African countries cannot afford to ignore the rising burden emanating from the lack of peace and security that is greatly affecting women across the continent, Executive Secretary of the United Nations Economic Commission for Africa (UN-ECA), Vera Songwe, stressed on Monday.

The ECA chief made the remarks on Monday while addressing a gender equality-themed high-level meeting that was held in the Ethiopian capital, Addis Ababa as part of the continental movement “Gender is my Agenda Campaign (GIMAC).”

“Every time guns go off in Africa it is the girl child who suffers and stops going to school. Women die in their numbers and conflict-related sexual abuses go up,” Songwe told the continental consultative meeting.

Songwe further stressed that African countries that are presently in active conflicts, such as Somalia, South Sudan and Burundi, have “alarming figures of rape, sexual slavery, forced prostitution, forced pregnancy, forced abortion, enforced sterilization, forced marriages and other forms of sexual violence.”

“Across the continent, high-pitched volumes of guns consistently continued to silence women’s voices, depriving them of human dignity on unprecedented levels,” she added.
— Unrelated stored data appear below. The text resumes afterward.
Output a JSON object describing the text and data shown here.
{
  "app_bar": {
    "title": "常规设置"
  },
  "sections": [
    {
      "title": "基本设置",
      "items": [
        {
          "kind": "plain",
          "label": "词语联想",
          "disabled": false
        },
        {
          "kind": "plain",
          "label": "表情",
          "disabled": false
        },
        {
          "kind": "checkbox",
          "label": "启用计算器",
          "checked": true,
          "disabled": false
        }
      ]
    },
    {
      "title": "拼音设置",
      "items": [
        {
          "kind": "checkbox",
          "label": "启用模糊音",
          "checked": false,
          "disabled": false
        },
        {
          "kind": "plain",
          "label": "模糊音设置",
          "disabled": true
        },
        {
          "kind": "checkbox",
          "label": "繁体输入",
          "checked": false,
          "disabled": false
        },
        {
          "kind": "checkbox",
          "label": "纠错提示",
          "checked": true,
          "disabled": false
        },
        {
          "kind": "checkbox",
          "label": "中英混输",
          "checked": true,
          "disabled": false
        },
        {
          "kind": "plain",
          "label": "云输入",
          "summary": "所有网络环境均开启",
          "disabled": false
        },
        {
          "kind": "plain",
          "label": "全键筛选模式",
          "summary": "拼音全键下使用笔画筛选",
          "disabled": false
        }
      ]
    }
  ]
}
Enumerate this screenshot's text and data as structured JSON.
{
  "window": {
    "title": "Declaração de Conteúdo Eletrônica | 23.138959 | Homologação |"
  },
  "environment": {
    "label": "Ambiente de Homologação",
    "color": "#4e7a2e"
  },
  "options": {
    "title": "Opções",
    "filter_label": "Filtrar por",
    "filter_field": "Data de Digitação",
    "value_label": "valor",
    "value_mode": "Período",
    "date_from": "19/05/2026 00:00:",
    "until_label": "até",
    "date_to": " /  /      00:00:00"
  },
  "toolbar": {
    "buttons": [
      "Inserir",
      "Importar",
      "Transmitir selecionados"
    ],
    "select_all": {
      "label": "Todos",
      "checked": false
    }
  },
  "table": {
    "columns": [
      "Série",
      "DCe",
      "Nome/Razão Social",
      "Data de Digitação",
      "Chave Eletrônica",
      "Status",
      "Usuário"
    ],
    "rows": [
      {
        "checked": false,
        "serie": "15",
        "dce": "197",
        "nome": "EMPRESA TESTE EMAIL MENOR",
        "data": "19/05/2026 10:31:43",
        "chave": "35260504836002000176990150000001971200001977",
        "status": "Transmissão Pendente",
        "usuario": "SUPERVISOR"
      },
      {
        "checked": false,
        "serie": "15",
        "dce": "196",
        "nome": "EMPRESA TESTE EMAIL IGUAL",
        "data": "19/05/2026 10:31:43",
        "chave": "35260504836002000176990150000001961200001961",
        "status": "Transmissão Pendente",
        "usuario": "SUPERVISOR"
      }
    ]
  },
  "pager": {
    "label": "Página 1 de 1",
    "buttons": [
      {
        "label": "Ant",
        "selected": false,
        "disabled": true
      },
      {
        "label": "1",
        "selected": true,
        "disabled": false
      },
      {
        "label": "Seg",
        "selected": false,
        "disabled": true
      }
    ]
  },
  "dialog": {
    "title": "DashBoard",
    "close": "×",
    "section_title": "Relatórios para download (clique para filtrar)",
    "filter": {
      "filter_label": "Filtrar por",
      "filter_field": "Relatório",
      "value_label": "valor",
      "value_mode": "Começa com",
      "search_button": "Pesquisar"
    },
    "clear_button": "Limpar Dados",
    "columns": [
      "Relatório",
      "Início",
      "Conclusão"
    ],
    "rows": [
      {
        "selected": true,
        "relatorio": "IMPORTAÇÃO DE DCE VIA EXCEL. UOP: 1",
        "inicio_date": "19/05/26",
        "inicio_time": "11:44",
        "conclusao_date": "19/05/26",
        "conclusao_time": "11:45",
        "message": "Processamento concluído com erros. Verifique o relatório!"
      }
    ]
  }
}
The ECA Executive Secretary also stressed that “women can help improve Africa’s economic growth exponentially and that growth can in turn help Africa’s women as we seek to close the gender economic gap.”

Songwe, however, stressed that the current situation of women in across the continent “will not materialize with figures showing for example that over 200,000 women have been raped since the second Congo War. We need to silence the guns now.”

According to Songwe, the adoption “Silencing the Guns: Creating a Conducive Environment for Africa’s Development” as this year’s theme of the African continent as well as the imminent 33rd Ordinary Session of the Assembly of the African Union (AU) is “an indication of the continent’s commitment to peace and security as a crucial ingredient to socio economic development.”